High throughput configuration suits customer environments that are dense and involves higher write IOPs compared to a basic configuration. This configuration requires a dedicated channel (network interface cards (NICs) or fabric) for Replica traffic (using SMB-Multichannel). This network topology should be used only if inter-site bandwidth is higher than 10 Gbps. The network team must configure multiple static routes on the host to ensure that Replica traffic uses the dedicated channel that has been created for it. If the customer environment does not use Border Gateway Protocol (BGP) at the ToR layer, static routes are needed on the L2/L3 to ensure that the Replica networks reach the intended destination. Subsequent sections of this guide provide more information about the expectations of customer networking teams.

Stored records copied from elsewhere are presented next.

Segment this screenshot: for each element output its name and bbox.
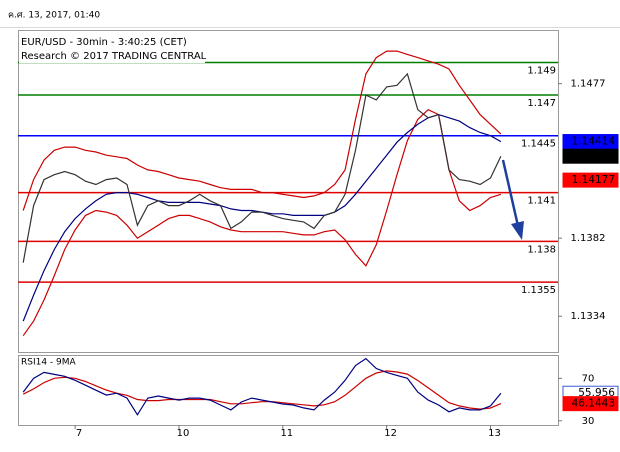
y-tick-label: 1.1334 [571, 311, 606, 322]
x-tick-label: 10 [177, 428, 190, 439]
level-label: 1.1445 [521, 139, 556, 150]
level-label: 1.138 [527, 244, 556, 255]
x-tick-label: 13 [488, 428, 501, 439]
value-tag-label: 1.14177 [572, 174, 615, 186]
chart-title: EUR/USD - 30min - 3:40:25 (CET) [21, 37, 187, 48]
series-line [22, 50, 502, 211]
value-tag-label: 46.1443 [572, 398, 615, 410]
panel-frame [18, 355, 559, 426]
value-tag [562, 172, 619, 188]
panel-frame [18, 30, 559, 353]
series-line [22, 357, 502, 416]
value-tag [562, 134, 619, 150]
level-label: 1.147 [527, 98, 556, 109]
forecast-arrow-head [511, 221, 524, 240]
series-line [22, 72, 502, 263]
value-tag-label: 1.14414 [572, 136, 616, 148]
y-tick-label: 1.1477 [571, 79, 606, 90]
level-label: 1.1355 [521, 285, 556, 296]
y-tick-label: 1.1382 [571, 233, 606, 244]
timestamp: ค.ศ. 13, 2017, 01:40 [8, 11, 100, 21]
chart-layer: 1.1334 1.1382 1.1477 1.149 1.147 1.1445 1.141 1… [18, 30, 619, 439]
forecast-arrow [501, 159, 520, 227]
y-tick-label: 30 [582, 416, 595, 427]
level-label: 1.149 [527, 66, 556, 77]
series-line [22, 108, 502, 337]
x-tick-label: 12 [384, 428, 397, 439]
value-tag-label: 1.14324 [572, 150, 616, 162]
chart-title: RSI14 - 9MA [21, 358, 77, 368]
title-backdrop [19, 31, 205, 63]
x-tick-label: 11 [280, 428, 293, 439]
value-tag [562, 148, 619, 164]
value-tag [562, 396, 619, 412]
series-line [22, 370, 502, 410]
x-tick-label: 7 [76, 428, 82, 439]
chart-subtitle: Research © 2017 TRADING CENTRAL [21, 51, 207, 62]
y-tick-label: 70 [582, 373, 595, 384]
level-label: 1.141 [527, 196, 556, 207]
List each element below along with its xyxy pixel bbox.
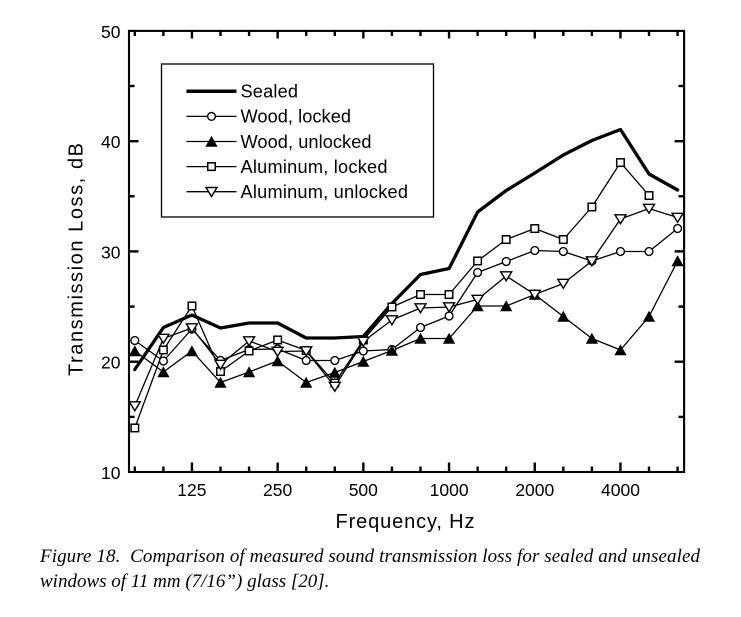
svg-text:4000: 4000 [601,480,640,500]
svg-text:500: 500 [349,480,378,500]
svg-text:Wood, unlocked: Wood, unlocked [241,132,372,152]
svg-text:windows of 11 mm (7/16”) glass: windows of 11 mm (7/16”) glass [20]. [40,571,329,592]
svg-text:Aluminum, unlocked: Aluminum, unlocked [241,182,409,202]
svg-text:Frequency, Hz: Frequency, Hz [336,511,475,533]
svg-text:Wood, locked: Wood, locked [241,107,352,127]
svg-text:40: 40 [101,132,121,152]
svg-text:2000: 2000 [515,480,554,500]
svg-text:250: 250 [263,480,292,500]
svg-text:1000: 1000 [430,480,469,500]
svg-text:125: 125 [177,480,206,500]
svg-text:50: 50 [101,22,121,42]
svg-text:Figure 18. Comparison of meas: Figure 18. Comparison of measured sound … [39,546,701,567]
svg-text:Aluminum, locked: Aluminum, locked [241,157,388,177]
svg-text:10: 10 [101,463,121,483]
svg-text:20: 20 [101,353,121,373]
svg-text:30: 30 [101,242,121,262]
svg-text:Sealed: Sealed [241,82,299,102]
svg-text:Transmission Loss, dB: Transmission Loss, dB [66,143,88,376]
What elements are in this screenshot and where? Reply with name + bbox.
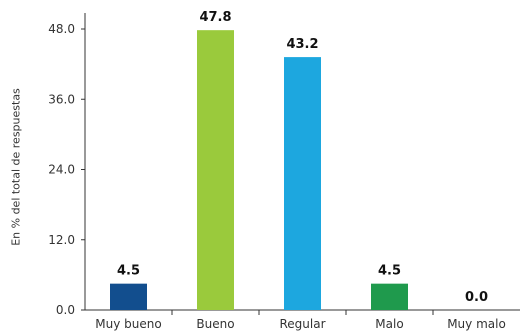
y-tick-label: 0.0	[56, 303, 75, 317]
data-label: 43.2	[286, 37, 318, 52]
x-tick-label: Regular	[279, 317, 325, 331]
data-label: 47.8	[199, 10, 231, 25]
axes: 0.0 12.0 24.0 36.0 48.0	[48, 13, 520, 317]
data-label: 4.5	[117, 264, 140, 279]
data-label: 4.5	[378, 264, 401, 279]
bar	[197, 30, 234, 310]
y-tick-label: 36.0	[48, 92, 75, 106]
bar	[371, 283, 408, 310]
bars	[110, 30, 408, 310]
y-tick-label: 24.0	[48, 163, 75, 177]
x-tick-label: Muy bueno	[95, 317, 161, 331]
x-tick-label: Malo	[375, 317, 403, 331]
bar	[110, 283, 147, 310]
x-tick-label: Muy malo	[447, 317, 506, 331]
y-tick-label: 48.0	[48, 22, 75, 36]
y-tick-label: 12.0	[48, 233, 75, 247]
labels: 4.5 Muy bueno 47.8 Bueno 43.2 Regular 4.5 Malo 0…	[95, 10, 506, 331]
x-tick-label: Bueno	[196, 317, 234, 331]
data-label: 0.0	[465, 290, 488, 305]
bar	[284, 57, 321, 310]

A stretched cluster environment has two storage pools, one per site. In both topologies described in the preceding section, storage traffic requires Remote Direct Memory Access (RDMA) to transfer data between nodes within the same site. Because Storage and Replica traffic produces heavy throughput on an all-flash or NVMe configuration, we recommend that you keep the Storage traffic on separate redundant physical NICs.
This table shows the types of traffic, the protocol used, and the recommended bandwidth:
Types of traffic | Protocol used | Recommended bandwidth |
Management | TCP | 1/10/25 Gb |
Replica | TCP | 1/10/25 Gb |
Intra-site storage | RDMA | 10/25 Gb |
Compute Network | TCP | 10/25 Gb |
Here are some hovers over consider about network configuration:
- Management traffic uses Transmission Control Protocol (TCP). Because management traffic uses minimal bandwidth, it can be combined with Storage Replica traffic or even use the LOM, OCP, or rNDC ports.
- VM Compute traffic can be combined with management traffic.
- Inter-site Live Migration traffic uses the same network as Storage Replica.
- Storage Replica uses TCP as RDMA is not supported for replica traffic over L3 or WAN links. Depending on the bandwidth and latency between sites and the throughput requirements of the cluster, consider using separate redundant physical NICs for Storage Replica traffic.